Nigel Farage returns to Brussels with disruptive circus antics

National Conservatism conference triggers stand-off between organisers and police over efforts to shut down controversial event

Four years after leaving Brussels having played a major role in Britain’s exit from the European Union, Nigel Farage was back.

While he was seen as a troublemaking interloper in the European Parliament, where his old party Ukip is still the butt of the odd joke, he was among friends at the National Conservatism Conference in the Belgian capital.

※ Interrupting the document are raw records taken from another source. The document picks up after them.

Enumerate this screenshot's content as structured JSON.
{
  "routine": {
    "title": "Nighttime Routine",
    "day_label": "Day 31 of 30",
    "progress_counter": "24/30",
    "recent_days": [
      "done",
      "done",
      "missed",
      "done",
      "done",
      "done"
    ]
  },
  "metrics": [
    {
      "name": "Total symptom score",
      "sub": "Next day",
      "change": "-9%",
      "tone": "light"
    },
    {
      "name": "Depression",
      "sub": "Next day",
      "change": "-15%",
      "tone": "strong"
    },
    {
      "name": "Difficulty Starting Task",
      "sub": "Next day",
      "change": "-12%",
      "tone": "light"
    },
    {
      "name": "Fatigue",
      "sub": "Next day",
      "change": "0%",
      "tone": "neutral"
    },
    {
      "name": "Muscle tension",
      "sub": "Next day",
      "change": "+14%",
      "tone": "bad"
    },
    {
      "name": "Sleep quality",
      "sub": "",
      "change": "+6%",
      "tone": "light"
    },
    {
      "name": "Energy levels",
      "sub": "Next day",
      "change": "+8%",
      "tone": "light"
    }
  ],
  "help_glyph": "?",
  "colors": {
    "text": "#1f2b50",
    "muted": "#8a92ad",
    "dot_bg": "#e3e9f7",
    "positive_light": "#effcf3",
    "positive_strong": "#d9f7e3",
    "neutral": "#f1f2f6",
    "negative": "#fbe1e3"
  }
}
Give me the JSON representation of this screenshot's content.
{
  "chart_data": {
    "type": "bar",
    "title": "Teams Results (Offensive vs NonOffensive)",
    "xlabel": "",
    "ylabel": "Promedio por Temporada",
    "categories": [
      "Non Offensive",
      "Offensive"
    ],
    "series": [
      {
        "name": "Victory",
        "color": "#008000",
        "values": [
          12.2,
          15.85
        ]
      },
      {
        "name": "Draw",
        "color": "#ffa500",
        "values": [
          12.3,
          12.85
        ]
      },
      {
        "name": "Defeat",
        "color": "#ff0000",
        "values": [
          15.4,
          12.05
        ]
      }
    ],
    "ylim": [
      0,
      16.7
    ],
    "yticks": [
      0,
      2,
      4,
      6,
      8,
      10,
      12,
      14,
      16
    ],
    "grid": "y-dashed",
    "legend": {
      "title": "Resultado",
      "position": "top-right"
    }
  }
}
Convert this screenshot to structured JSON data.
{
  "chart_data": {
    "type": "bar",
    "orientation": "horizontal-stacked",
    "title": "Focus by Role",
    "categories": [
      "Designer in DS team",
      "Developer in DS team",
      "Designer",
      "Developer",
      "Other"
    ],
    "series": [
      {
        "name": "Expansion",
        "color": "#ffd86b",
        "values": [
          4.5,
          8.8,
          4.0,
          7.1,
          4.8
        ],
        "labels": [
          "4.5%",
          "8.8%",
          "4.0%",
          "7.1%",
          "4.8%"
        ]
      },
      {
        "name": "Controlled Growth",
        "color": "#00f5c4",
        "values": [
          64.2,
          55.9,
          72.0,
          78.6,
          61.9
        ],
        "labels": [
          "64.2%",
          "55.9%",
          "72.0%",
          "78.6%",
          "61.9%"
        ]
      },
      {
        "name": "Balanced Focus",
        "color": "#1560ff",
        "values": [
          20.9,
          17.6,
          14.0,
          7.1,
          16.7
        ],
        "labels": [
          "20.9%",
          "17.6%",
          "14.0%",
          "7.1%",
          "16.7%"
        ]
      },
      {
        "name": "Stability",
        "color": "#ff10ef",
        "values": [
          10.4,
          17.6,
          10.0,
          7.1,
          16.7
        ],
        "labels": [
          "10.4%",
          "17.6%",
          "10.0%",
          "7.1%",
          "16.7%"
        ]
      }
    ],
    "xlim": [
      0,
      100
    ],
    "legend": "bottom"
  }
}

The controversial right-wing conference had to move location twice in recent days, after venues cancelled following pressure over the hardline views of some scheduled speakers. When attendees were let in on Tuesday morning, the shutters to the venue’s front entrance were ominously pulled down after them. Several burly security men checked IDs as people made their way inside. A few hundred conservatives gathered in the hastily found new venue, the Claridge event hall, where the carpet was noticeably sticky underfoot.

Farage, whose speech had been listed to start at 11.15am, took to the stage to applause about an hour and a half later. The former Eurosceptic MEP rolled back the years, settling into a familiar riff against the “unelected” bureaucratic and elitist forces that he said ran the EU.


“I enjoyed my time in the European Parliament more than anybody else did,” he said. “Not that I miss the European Parliament, but I did enjoy upsetting them on very, very big days.”

A few minutes before the arch Brexiteer started to hit his stride, the Belgian police arrived outside, informing the organisers the conference would have to be shut down, due to public order concerns. The organisers and police negotiated in the middle of a scrum of cameras at the front door, as Farage continued on inside.

Speaking earlier, John O’Brien, one of the organisers of the event, who is originally from Drimnagh, Dublin, asked when it had become “a crime” to hold a political meeting. People who were opposing the event taking place were “afraid” of new ideas which threatened European elites, he said.

Former British home secretary Suella Braverman also spoke at the event. Viktor Orban, the Hungarian prime minister, was due to appear.

“They call us all kinds of names but in fact we are very loving people. The world would be a much better place if everyone was like us,” Robert Roos, a right-wing Dutch MEP said.

There was a big American contingent among the crowd. At the end of one panel talk, a string of young students in navy suits, white shirts and red ties passed by in succession.

Tom Vandendriessche, a Belgian MEP from the far-right Identity and Democracy group, used his time on the stage to rail against the EU elites whose environmental reforms were “climate madness”, asylum seekers who were “invading Europe” and “woke in doctrination”.

During a morning break two members of staff, manning a small station with pastries, were swamped handing out coffee and orange juice to attendees. Later the stream of people rushing back and forth in front of the coffee station included panicked organisers, journalists and three uniformed Belgian police officers. This was definitely not a normal day at work, one of the staff remarked to the other.

Rather than come in and physically shut the conference down, the police set up a cordon at the front door, stopping anyone else entering the venue, but allowing people to leave.

After giving a series of interviews to the media, where Farage said the efforts to shut down the event were a “monstrous” attack on free speech, he took his leave past the police. “I’m making a discreet exit,” he said on his way out.